In the UK in particular, more young people identify as Catholic (10%) than Anglican (7%), with Muslims coming in third (6%).
Commenting on the study, Catholic League president Bill Donohue cites Douglas Murray, author of The Strange Death of Europe, who pointed out that “Europe today has little desire to reproduce itself, fight for itself or even take its own side in an argument.”
Of European elites, Murray says, they “seem persuaded that it would not matter if the people and culture of Europe were lost to the world.”
This was precisely what Pope Benedict XVI predicted would happen, Donohue points out. “He saw the effects of multiculturalism as clearly as anyone, showing how a contempt for moral truths that adhere to the Judeo-Christian ethos has led to ‘a peculiar Western self-hatred that is nothing short of pathological’."
He adds: “The de-Christianization of the West has yielded such fruit as record high levels of abortion, out-of-wedlock births, homosexuality, divorce, sexually transmitted diseases, pornography, prostitution, drug abuse, depression, and suicide. This is the natural outcome of a civilization that has allowed moral relativism to triumph over Christianity. Just as Pope Benedict XVI said it would.”
And just like Pope Benedict predicted, Bullivant also believes that the time is fast approaching when “mainstream churches will be smaller, but the few people left will be highly committed."
However, this should not be something that frightens us, says Philadelphia Archbishop Charles Chaput.

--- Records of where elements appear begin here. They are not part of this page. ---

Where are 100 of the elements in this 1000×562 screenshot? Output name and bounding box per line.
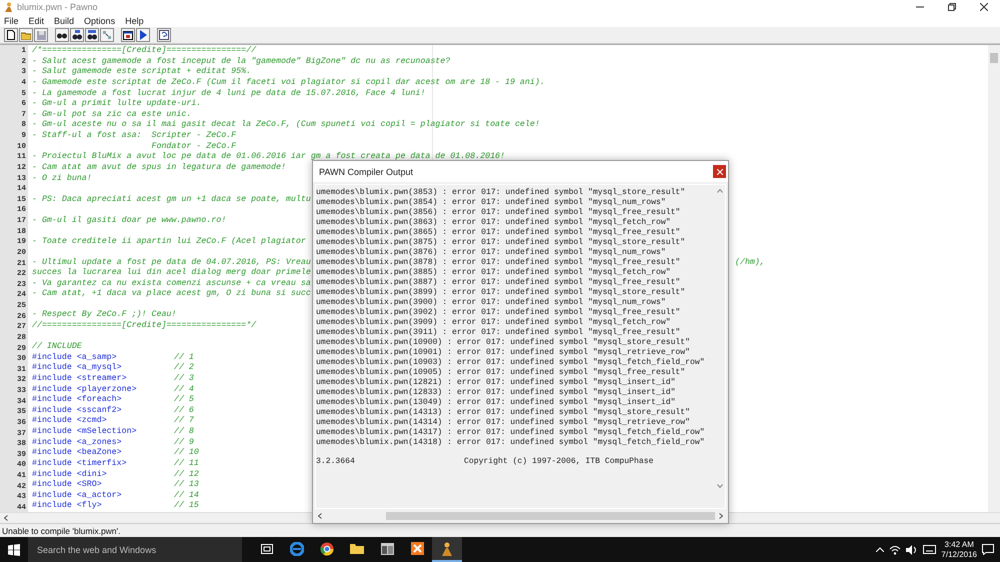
output-line: umemodes\blumix.pwn(10901) : error 017: undefined symbol "mysql_retrieve_row" — [316, 348, 691, 358]
include-directive: #include <a_samp> — [32, 352, 118, 363]
include-directive: #include <zcmd> — [32, 416, 108, 427]
code-comment: - Proiectul BluMix a avut loc pe data de 01.06.2016 iar gm a fost creata pe data de 01.08.2016! — [32, 152, 505, 163]
output-line: umemodes\blumix.pwn(10903) : error 017: undefined symbol "mysql_fetch_field_row" — [316, 358, 706, 368]
keyboard-icon[interactable] — [923, 545, 936, 554]
dialog-title: PAWN Compiler Output — [319, 166, 414, 176]
code-comment: // 4 — [174, 384, 194, 395]
output-line: umemodes\blumix.pwn(14318) : error 017: undefined symbol "mysql_fetch_field_row" — [316, 438, 706, 448]
code-comment: // 2 — [174, 363, 194, 374]
code-comment: - Gm-ul pot sa zic ca este unic. — [32, 110, 192, 120]
save-icon[interactable] — [34, 28, 48, 42]
code-comment: - Cam atat am avut de spus in legatura de gamemode! — [32, 162, 286, 174]
code-comment: - O zi buna! — [32, 174, 92, 184]
code-comment: - Gamemode este scriptat de ZeCo.F (Cum il faceti voi plagiator si copil dar acest om are 18 - 19 ani). — [32, 78, 545, 88]
replace-icon[interactable] — [85, 28, 99, 42]
code-comment: - La gamemode a fost lucrat injur de 4 luni pe data de 15.07.2016, Face 4 luni! — [32, 88, 426, 99]
include-directive: #include <dini> — [32, 470, 108, 480]
search-field[interactable]: Search the web and Windows — [28, 537, 242, 562]
output-line: umemodes\blumix.pwn(3900) : error 017: undefined symbol "mysql_num_rows" — [316, 298, 667, 308]
compile-icon[interactable] — [121, 28, 135, 42]
output-line: umemodes\blumix.pwn(3878) : error 017: undefined symbol "mysql_free_result" — [316, 258, 682, 268]
new-file-icon[interactable] — [4, 28, 18, 42]
status-text: Unable to compile 'blumix.pwn'. — [2, 526, 121, 536]
include-directive: #include <fly> — [32, 501, 103, 512]
code-comment: - Cam atat, +1 daca va place acest gm, O zi buna si succ — [32, 289, 311, 300]
code-comment: // 5 — [174, 395, 194, 406]
copyright-text: Copyright (c) 1997-2006, ITB CompuPhase — [464, 457, 654, 467]
notifications-icon[interactable] — [982, 544, 994, 555]
output-line: umemodes\blumix.pwn(3899) : error 017: undefined symbol "mysql_store_result" — [316, 288, 686, 298]
menu-item[interactable]: Options — [84, 16, 116, 26]
output-line: umemodes\blumix.pwn(10900) : error 017: undefined symbol "mysql_store_result" — [316, 338, 691, 348]
close-icon[interactable] — [980, 3, 988, 11]
include-directive: #include <beaZone> — [32, 448, 123, 459]
code-comment: - Respect By ZeCo.F ;)! Ceau! — [32, 310, 176, 321]
output-line: umemodes\blumix.pwn(3911) : error 017: undefined symbol "mysql_free_result" — [316, 328, 682, 338]
clock-time: 3:42 AM — [944, 540, 974, 550]
output-line: umemodes\blumix.pwn(14313) : error 017: undefined symbol "mysql_store_result" — [316, 408, 691, 418]
code-comment: // 1 — [174, 352, 194, 363]
caret-icon[interactable] — [876, 547, 884, 552]
menu-item[interactable]: Help — [125, 16, 144, 26]
clock-date: 7/12/2016 — [941, 550, 977, 560]
include-directive: #include <sscanf2> — [32, 406, 123, 416]
vertical-scrollbar[interactable] — [988, 45, 1000, 512]
include-directive: #include <a_mysql> — [32, 363, 123, 374]
pawno-icon[interactable] — [432, 537, 462, 562]
code-comment: - Toate creditele ii apartin lui ZeCo.F (Acel plagiator — [32, 236, 306, 248]
restore-icon[interactable] — [948, 3, 956, 11]
code-comment: - Gm-ul il gasiti doar pe www.pawno.ro! — [32, 216, 226, 226]
output-line: umemodes\blumix.pwn(12833) : error 017: undefined symbol "mysql_insert_id" — [316, 388, 676, 398]
code-comment: // 3 — [174, 374, 194, 384]
horizontal-scrollbar[interactable] — [315, 511, 726, 521]
code-comment: - Gm-ul a primit lulte update-uri. — [32, 99, 202, 110]
code-comment: (/hm), — [735, 258, 765, 268]
output-line: umemodes\blumix.pwn(3853) : error 017: undefined symbol "mysql_store_result" — [316, 188, 686, 198]
code-comment: // 6 — [174, 406, 194, 416]
app-icon — [4, 2, 13, 12]
include-directive: #include <a_actor> — [32, 490, 123, 501]
include-directive: #include <timerfix> — [32, 458, 128, 470]
output-line: umemodes\blumix.pwn(3887) : error 017: undefined symbol "mysql_free_result" — [316, 278, 682, 288]
help-icon[interactable] — [157, 28, 171, 42]
menu-item[interactable]: Build — [54, 16, 74, 26]
code-comment: // 9 — [174, 438, 194, 448]
include-directive: #include <a_zones> — [32, 438, 123, 448]
volume-icon[interactable] — [906, 544, 918, 554]
run-icon[interactable] — [136, 28, 150, 42]
close-button[interactable] — [713, 165, 726, 178]
include-directive: #include <streamer> — [32, 374, 128, 384]
version-text: 3.2.3664 — [316, 457, 356, 467]
code-comment: - Staff-ul a fost asa: Scripter - ZeCo.F — [32, 131, 236, 142]
folder-icon[interactable] — [19, 28, 33, 42]
code-comment: - Va garantez ca nu exista comenzi ascunse + ca vreau sa — [32, 278, 311, 289]
output-line: umemodes\blumix.pwn(13049) : error 017: undefined symbol "mysql_insert_id" — [316, 398, 676, 408]
code-comment: - Ultimul update a fost pe data de 04.07.2016, PS: Vreau — [32, 258, 311, 268]
code-comment: Fondator - ZeCo.F — [150, 142, 236, 152]
network-icon[interactable] — [889, 544, 902, 554]
include-directive: #include <foreach> — [32, 395, 123, 406]
code-comment: // INCLUDE — [32, 342, 82, 353]
find-next-icon[interactable] — [70, 28, 84, 42]
code-comment: - PS: Daca apreciati acest gm un +1 daca se poate, multu — [32, 194, 311, 206]
code-comment: //================[Credite]================*/ — [32, 321, 256, 332]
menu-item[interactable]: Edit — [28, 16, 44, 26]
code-comment: // 10 — [174, 448, 199, 459]
include-directive: #include <playerzone> — [32, 384, 138, 395]
code-comment: // 14 — [174, 490, 199, 501]
windows-logo-icon[interactable] — [8, 544, 20, 556]
output-line: umemodes\blumix.pwn(3865) : error 017: undefined symbol "mysql_free_result" — [316, 228, 682, 238]
window-title: blumix.pwn - Pawno — [17, 2, 99, 12]
binoculars-icon[interactable] — [55, 28, 69, 42]
menu-item[interactable]: File — [4, 16, 19, 26]
output-line: umemodes\blumix.pwn(3876) : error 017: undefined symbol "mysql_num_rows" — [316, 248, 667, 258]
output-line: umemodes\blumix.pwn(3863) : error 017: undefined symbol "mysql_fetch_row" — [316, 218, 672, 228]
output-line: umemodes\blumix.pwn(3902) : error 017: undefined symbol "mysql_free_result" — [316, 308, 682, 318]
code-comment: // 15 — [174, 501, 199, 512]
output-line: umemodes\blumix.pwn(14314) : error 017: undefined symbol "mysql_retrieve_row" — [316, 418, 691, 428]
output-line: umemodes\blumix.pwn(12821) : error 017: undefined symbol "mysql_insert_id" — [316, 378, 676, 388]
code-comment: succes la lucrarea lui din acel dialog merg doar primele — [32, 268, 311, 279]
code-comment: // 8 — [174, 427, 194, 438]
output-line: umemodes\blumix.pwn(3875) : error 017: undefined symbol "mysql_store_result" — [316, 238, 686, 248]
code-comment: // 11 — [174, 458, 199, 470]
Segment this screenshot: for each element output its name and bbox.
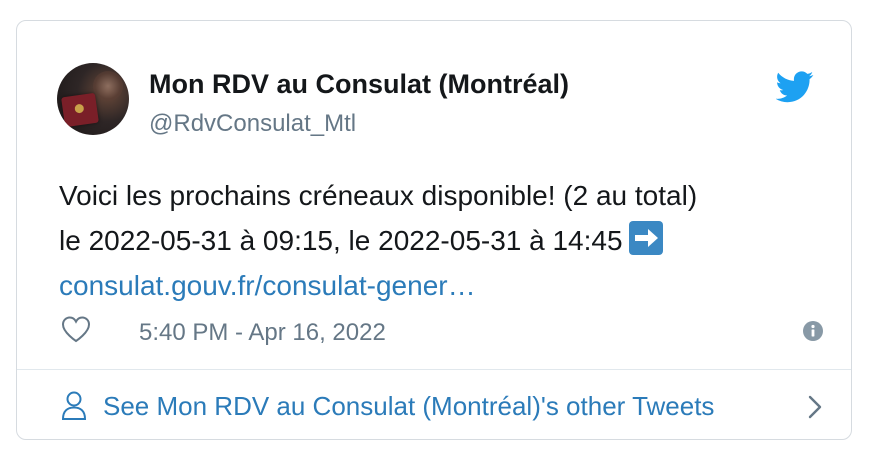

“ . . . [W]e should never be afraid of a smaller, lighter Church if her members are also more faithful, more zealous, more missionary and more committed to holiness,” he said in a 2016 speech at Notre Dame.
“Losing people who are members of the Church in name only is an imaginary loss. It may, in fact, be more honest for those who leave and healthier for those who stay. We should be focused on commitment, not numbers or institutional throw-weight.”
While this is certainly true, we cannot help but mourn for so many young people who are growing up in the cold arms of materialism instead of in the warm embrace of the God who loves them.